Pulling in deep gasps of clean, untainted air helped. My head became clearer now that the scent was not present. But it did not totally lessen the devastating bloodlust, for I could perfectly recall the inescapably delicious scent. If she smelled so incredible, how much better would her blood taste....

I shouldn't think of that. I couldn't think of that. I was more than that, more than a monster.

We passed the outskirts of the city within minutes. When we arrived home, Carlisle continued to streak past the house.

"Let's hunt," he suggested suddenly, slowing down with a hand on my wrist so that I would comply. He took a slight detour from our intended path into a more forested area. He could pick up on the sound of a herd of deer sixty yards away. He thought this would help ebb the desire for the girl's blood.

The scent was not appealing in the least to me now, it slightly turned my stomach, but I allowed my body to follow him, almost mechanically. When we came upon the herd, we did not hesitate. I sprang at the closest one to me and Carlisle took one at my left.

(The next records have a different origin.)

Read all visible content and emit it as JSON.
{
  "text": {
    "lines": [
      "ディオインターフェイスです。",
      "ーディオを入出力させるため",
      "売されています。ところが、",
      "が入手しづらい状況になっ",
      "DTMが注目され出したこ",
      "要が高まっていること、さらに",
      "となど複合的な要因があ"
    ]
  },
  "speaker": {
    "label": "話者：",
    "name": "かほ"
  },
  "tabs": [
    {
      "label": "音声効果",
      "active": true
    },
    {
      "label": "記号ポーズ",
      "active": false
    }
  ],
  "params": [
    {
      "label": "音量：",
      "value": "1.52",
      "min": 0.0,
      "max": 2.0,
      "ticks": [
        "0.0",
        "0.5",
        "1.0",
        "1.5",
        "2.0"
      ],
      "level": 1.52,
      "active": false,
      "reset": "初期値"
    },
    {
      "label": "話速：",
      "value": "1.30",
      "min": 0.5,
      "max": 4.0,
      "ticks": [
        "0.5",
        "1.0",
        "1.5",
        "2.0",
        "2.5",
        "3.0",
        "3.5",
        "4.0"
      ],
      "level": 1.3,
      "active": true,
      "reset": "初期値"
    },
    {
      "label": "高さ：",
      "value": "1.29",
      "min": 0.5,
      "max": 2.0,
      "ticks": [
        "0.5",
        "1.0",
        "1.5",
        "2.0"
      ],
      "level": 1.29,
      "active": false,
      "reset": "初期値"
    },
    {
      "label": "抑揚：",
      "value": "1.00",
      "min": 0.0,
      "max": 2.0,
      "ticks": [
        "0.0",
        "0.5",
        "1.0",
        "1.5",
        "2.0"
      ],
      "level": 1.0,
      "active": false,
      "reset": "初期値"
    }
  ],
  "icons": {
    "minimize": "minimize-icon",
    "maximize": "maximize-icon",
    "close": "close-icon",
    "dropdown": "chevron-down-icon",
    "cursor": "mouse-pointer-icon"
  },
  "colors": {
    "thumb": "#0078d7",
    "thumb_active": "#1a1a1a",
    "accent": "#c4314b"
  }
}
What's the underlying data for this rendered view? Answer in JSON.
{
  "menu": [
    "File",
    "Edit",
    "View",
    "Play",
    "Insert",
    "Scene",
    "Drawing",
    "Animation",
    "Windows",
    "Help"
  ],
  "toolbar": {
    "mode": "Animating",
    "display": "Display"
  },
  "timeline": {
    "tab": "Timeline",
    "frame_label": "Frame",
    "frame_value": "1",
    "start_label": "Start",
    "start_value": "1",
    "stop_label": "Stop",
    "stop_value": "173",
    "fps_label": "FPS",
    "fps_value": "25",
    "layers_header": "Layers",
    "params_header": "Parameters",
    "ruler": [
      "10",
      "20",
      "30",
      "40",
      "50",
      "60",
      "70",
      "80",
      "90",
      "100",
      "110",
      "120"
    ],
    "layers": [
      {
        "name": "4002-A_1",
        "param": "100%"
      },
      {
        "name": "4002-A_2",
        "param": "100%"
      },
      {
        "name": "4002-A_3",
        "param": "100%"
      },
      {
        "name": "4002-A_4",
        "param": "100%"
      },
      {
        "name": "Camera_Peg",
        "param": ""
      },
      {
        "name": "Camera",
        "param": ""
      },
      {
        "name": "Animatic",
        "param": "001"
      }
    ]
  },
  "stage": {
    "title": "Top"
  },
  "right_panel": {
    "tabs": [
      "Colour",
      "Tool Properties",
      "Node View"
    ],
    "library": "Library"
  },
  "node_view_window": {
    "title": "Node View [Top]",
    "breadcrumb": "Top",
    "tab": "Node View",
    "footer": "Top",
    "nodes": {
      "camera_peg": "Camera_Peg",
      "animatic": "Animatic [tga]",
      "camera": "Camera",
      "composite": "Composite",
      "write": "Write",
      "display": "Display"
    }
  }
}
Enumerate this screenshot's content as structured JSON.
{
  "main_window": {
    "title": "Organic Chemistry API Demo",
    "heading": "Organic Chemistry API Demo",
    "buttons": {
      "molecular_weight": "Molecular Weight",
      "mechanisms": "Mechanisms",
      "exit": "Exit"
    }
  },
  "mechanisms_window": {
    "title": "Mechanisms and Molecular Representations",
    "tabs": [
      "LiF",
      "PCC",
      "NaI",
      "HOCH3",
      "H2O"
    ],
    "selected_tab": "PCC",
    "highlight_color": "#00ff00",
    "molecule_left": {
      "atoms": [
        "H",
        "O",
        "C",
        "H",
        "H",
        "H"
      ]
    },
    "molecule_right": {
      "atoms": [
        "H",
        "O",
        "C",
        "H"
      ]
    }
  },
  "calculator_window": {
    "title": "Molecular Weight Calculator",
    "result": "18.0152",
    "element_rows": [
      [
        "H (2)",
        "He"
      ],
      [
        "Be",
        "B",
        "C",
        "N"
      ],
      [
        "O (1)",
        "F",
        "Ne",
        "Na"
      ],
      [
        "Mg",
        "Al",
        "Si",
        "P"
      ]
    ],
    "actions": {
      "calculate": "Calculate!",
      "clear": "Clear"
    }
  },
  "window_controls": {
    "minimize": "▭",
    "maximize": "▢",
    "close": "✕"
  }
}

My teeth sank in and I began to drink, but it only made it worse. Because in comparison to the girl's scent, this blood was now repulsive, disgusting. How could it help going down my throat when it felt just as ragged and torched as when I first smelled the girl's scent? All I wanted to do was spit this revolting blood back out; this blood was not worth touching my lips to anymore. There was only one blood fit for that.

And there was no choice about it. No point in trying to delay the inevitable.

I would kill Isabella Swan.

Now that I had made the decision, embraced the monster in me, my mind went into strategic planning. Carlisle was going to try to stop me. But even after having lost most of my newborn strength, I was much faster than him. He was still occupied now with the deer. He hadn't needed to feed obviously, but he had wanted to show a sign of solidarity with me, to make me feel better. Always too compassionate, too trusting...

There was a larger animal a couple of miles or so away to the west of here. I could tell Carlisle I would go after that, and slip out carefully enough now so that he wouldn't hear me, buying myself at least a few minutes before he noticed my absence. That coupled with my advantage of greater speed and I should be able to evade him. Should he come close, I would always have the forewarning of his thoughts.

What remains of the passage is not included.